Rick: Looking ahead, how is all this likely to change how schools approach learning going forward?

Karen: While it's hard to feel optimistic in this moment, when we get through it, we will have new ways of working that were unimaginable even three weeks ago. The prevalence and comfort with technology will have burgeoned; the idea of working and taking classes remotely will be old news; and parents, students, and teachers will be empowered. We will not be able to make up the loss of learning by doing school the same old way. We will have to pay closer attention to what each and every student knows and can do and how ready they are to learn. We will then need to design approaches to help them reach high learning standards. This will be a moment to retool who does what, when, and how in schools. 

Rick: What federal rules or requirements are getting in the way right now that should be looked at or waived for the time being?

Karen: The CARES Act provides some important waivers already. It enables more carryover of federal dollars. It makes it easier to spend Title IV Student Support and Academic Enrichment dollars to meet current needs, including removing the limits on how much can be spent on technology. One thing to look out for is misguided equity efforts—where if we can't provide educational access for everyone, we can't do it for anyone. We can't solve the achievement gap by pulling all students down. We need to double- and triple-down on creative ways to serve those students hardest to reach. This will take time to figure out. 

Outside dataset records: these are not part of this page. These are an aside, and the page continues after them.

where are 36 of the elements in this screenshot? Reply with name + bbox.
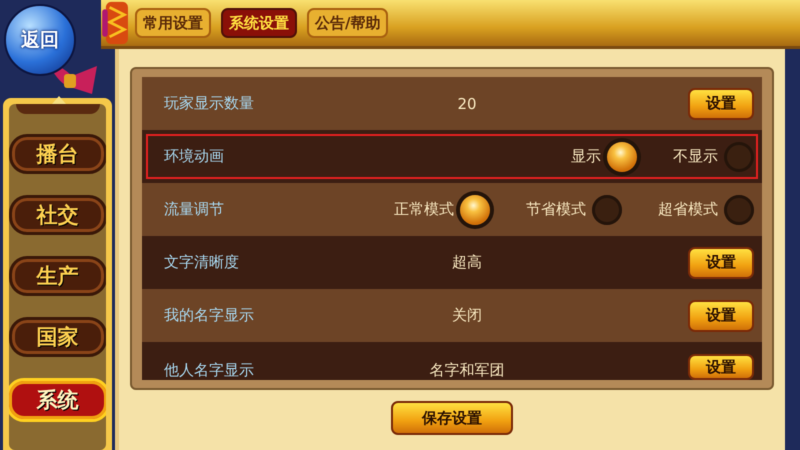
sidebar-item[interactable]: 生产 [9, 256, 106, 296]
set-button[interactable]: 设置 [688, 300, 754, 332]
up-arrow-icon [52, 96, 66, 104]
option-label: 不显示 [673, 147, 718, 166]
setting-value: 20 [456, 94, 478, 112]
setting-value: 名字和军团 [428, 361, 506, 380]
radio-button[interactable] [724, 142, 754, 172]
radio-button[interactable] [607, 142, 637, 172]
sidebar-item[interactable]: 国家 [9, 317, 106, 357]
setting-label: 文字清晰度 [164, 253, 240, 272]
sidebar-item[interactable]: 社交 [9, 195, 106, 235]
setting-label: 流量调节 [164, 200, 225, 219]
setting-value: 超高 [451, 253, 483, 272]
setting-label: 玩家显示数量 [164, 94, 255, 113]
option-label: 显示 [571, 147, 601, 166]
option-label: 超省模式 [658, 200, 718, 219]
tab[interactable]: 常用设置 [135, 8, 211, 38]
setting-label: 我的名字显示 [164, 306, 255, 325]
set-button[interactable]: 设置 [688, 354, 754, 380]
sidebar-item-partial[interactable] [16, 104, 100, 114]
scroll-end-drawing [101, 0, 131, 46]
tab[interactable]: 系统设置 [221, 8, 297, 38]
save-settings-button[interactable]: 保存设置 [391, 401, 513, 435]
set-button[interactable]: 设置 [688, 88, 754, 120]
radio-button[interactable] [592, 194, 622, 224]
sidebar-item[interactable]: 系统 [9, 378, 106, 422]
setting-label: 他人名字显示 [164, 361, 255, 380]
option-label: 正常模式 [394, 200, 454, 219]
setting-label: 环境动画 [164, 147, 225, 166]
sidebar-item[interactable]: 播台 [9, 134, 106, 174]
option-label: 节省模式 [526, 200, 586, 219]
radio-button[interactable] [460, 194, 490, 224]
setting-value: 关闭 [451, 306, 483, 325]
tab[interactable]: 公告/帮助 [307, 8, 388, 38]
set-button[interactable]: 设置 [688, 246, 754, 278]
radio-button[interactable] [724, 194, 754, 224]
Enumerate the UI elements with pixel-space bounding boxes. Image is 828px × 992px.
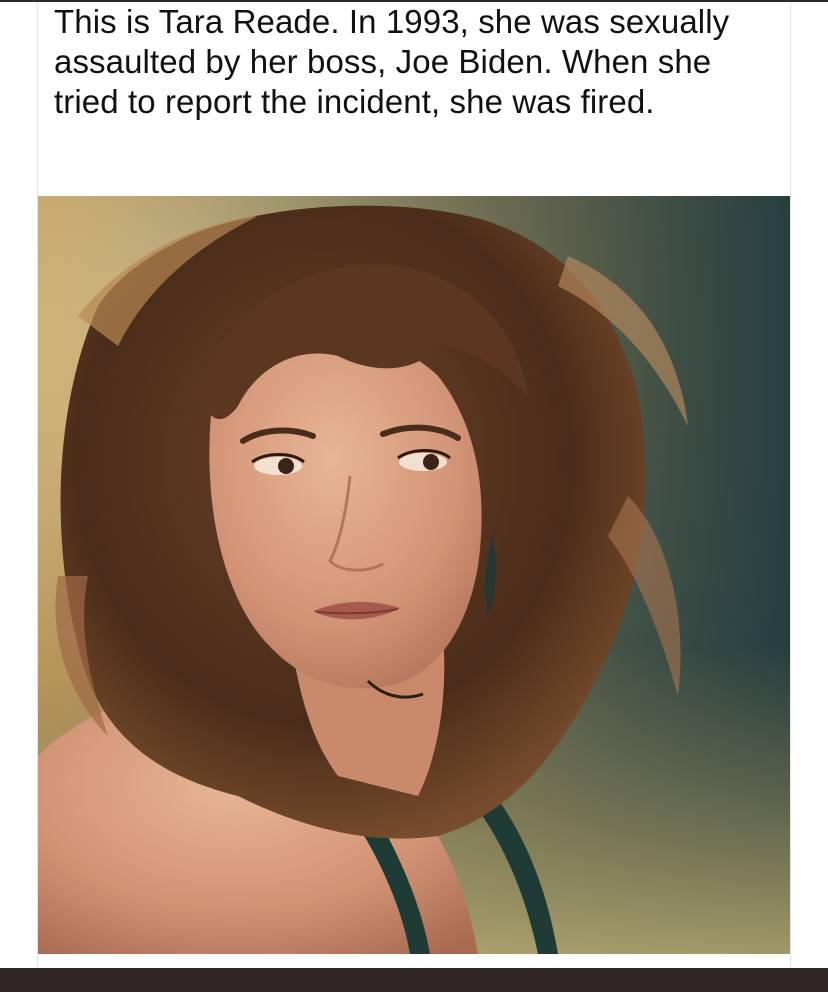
post-caption: This is Tara Reade. In 1993, she was sex… (54, 3, 730, 120)
post-card: This is Tara Reade. In 1993, she was sex… (37, 2, 791, 968)
portrait-image (38, 196, 790, 954)
bottom-bar (0, 968, 828, 992)
post-photo[interactable] (38, 196, 790, 954)
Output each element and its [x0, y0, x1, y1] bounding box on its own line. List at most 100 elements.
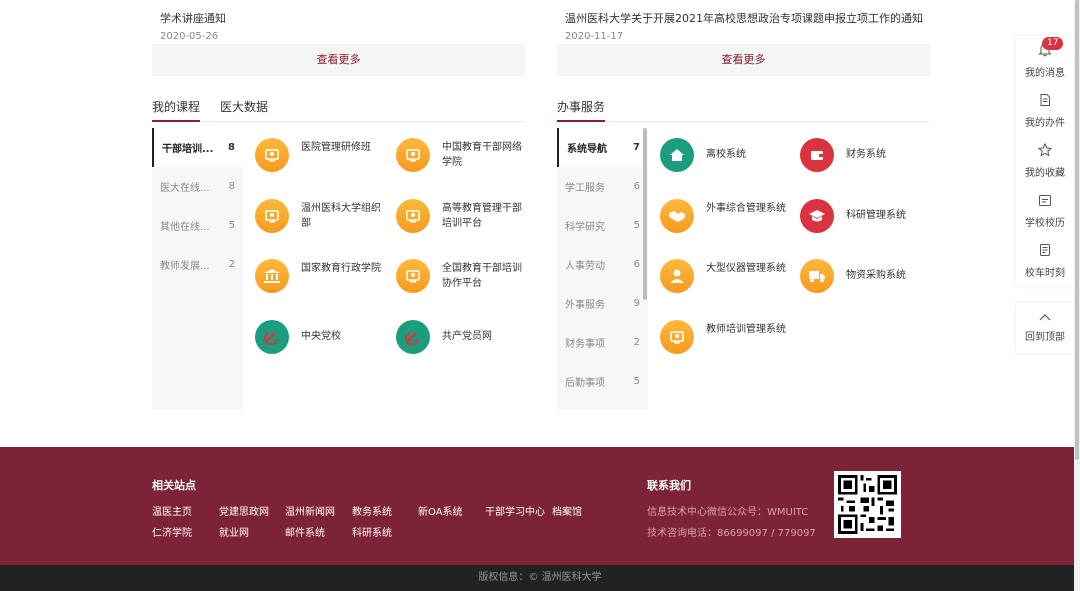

Rick: OK, last question. If you had one piece of advice for federal, state, or school leaders worried about money right now, what would it be?

Karen: Sock away what you can right now, but it will be less than you think. Use the moment to revisit the structural drivers of spending—things like one-size-fits-all class and group sizes, the organization of student and teacher schedules and calendar year, the structure of teacher compensation and jobs, and the number of school buildings and the role they serve. Innovation and solutions that may have been off the table in a world in a more steady state will be an essential part of the go-forward solution now.

This post has been edited and condensed for clarity.